The Eifel Music Festival (German: Eifeler Musikfest) is a church music festival that has been held every year since 1946 on the weekend after Pentecost at Steinfeld Abbey/Eifel. This makes it the oldest extant music festival in the Rhineland. Today, the county of Euskirchen is the responsible body in cooperation with the support association of Steinfeld Abbey.
Concept
In keeping with the spirit of the monastic venue, the Eifel Music Festival is a Catholic church music festival. The festival's High Mass (Festhochamt) cultivates the tradition of the missa solemnis, the church service accompanied ceremonially by choir and orchestra. The highlight of the music festival is an oratorial concert on Sunday afternoon, at which great works of church music from Monteverdi to Bruckner are performed. Since the late 1950s, in addition to the church music concerts, there has been a concert of chamber music on Saturday evening with a "secular" programme is staged at various locations within the great monastery complex. From time to time, the festival programme is supplemented by an organ concert with well-known organists playing Steinfeld's Balthasar König Organ on the Sunday afternoon.
Artists
Until 1963, the artistic direction was in the hands of Aachen Cathedral's director of music and founder, Professor Theodor Bernhard Rehmann (1895-1963). Conductors have included Wolfgang Sawallisch, Romanus Hubertus, Wolfgang Trommer and Hans Walter Kämpfel.
History
The Eifel Music Festival was inaugurated in 1946 on the initiative of the Bishop of Aachen Johannes Joseph van der Velden and his Director of Music, Theodor Bernhard Rehmann. The idea was to bring "music culture" to the impoverished and war-damaged Eifel region. After a few years, the Eifel Music Festival developed into a popular folk festival in the region. As well as the festival's high mass and organ concert there was an open-air performance in the monastery courtyard; a symphony concert with the Sinfonieorchester Aachen and works mainly by Bruckner and Beethoven.

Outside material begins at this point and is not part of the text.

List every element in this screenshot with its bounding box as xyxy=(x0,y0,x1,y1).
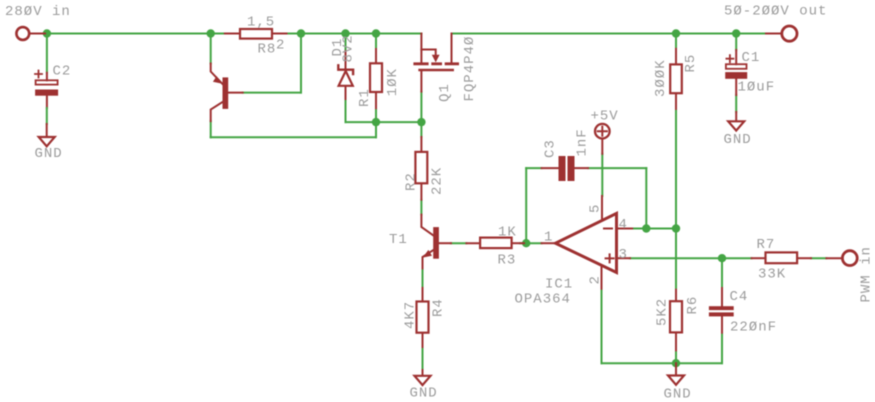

The Aachen Cathedral Choir also maintains the tradition of organizing the high mass at the Eifel Music Festival, initiated by Rudolf Pohl, who succeeded to Rehmann in the post of conductor of the Cathedral Choir. The afternoon oratorio concert was for many years in the hands of Bonn's Bach Choir, and its conductor Professor Gustav Classens. In the seventies and eighties of the 20th century, other renowned concert choirs from Cologne, Mainz and Düsseldorf also performed at the Eifel Music Festival.
Literature
- Hans-Peter Göttgens: Das Eifeler Musikfest. In: Musikwissenschaftliches Institut der University of Cologne (publ.): Mitteilungen der Arbeitsgemeinschaft für rheinische Musikgeschichte e.V. No. 89, Cologne, 2007.
- Alfred Beaujean: 25 Jahre Eifeler Musikfest. In: Kreis Schleiden (publ.): Heimatjahrbuch 1970. Bonn, 1969.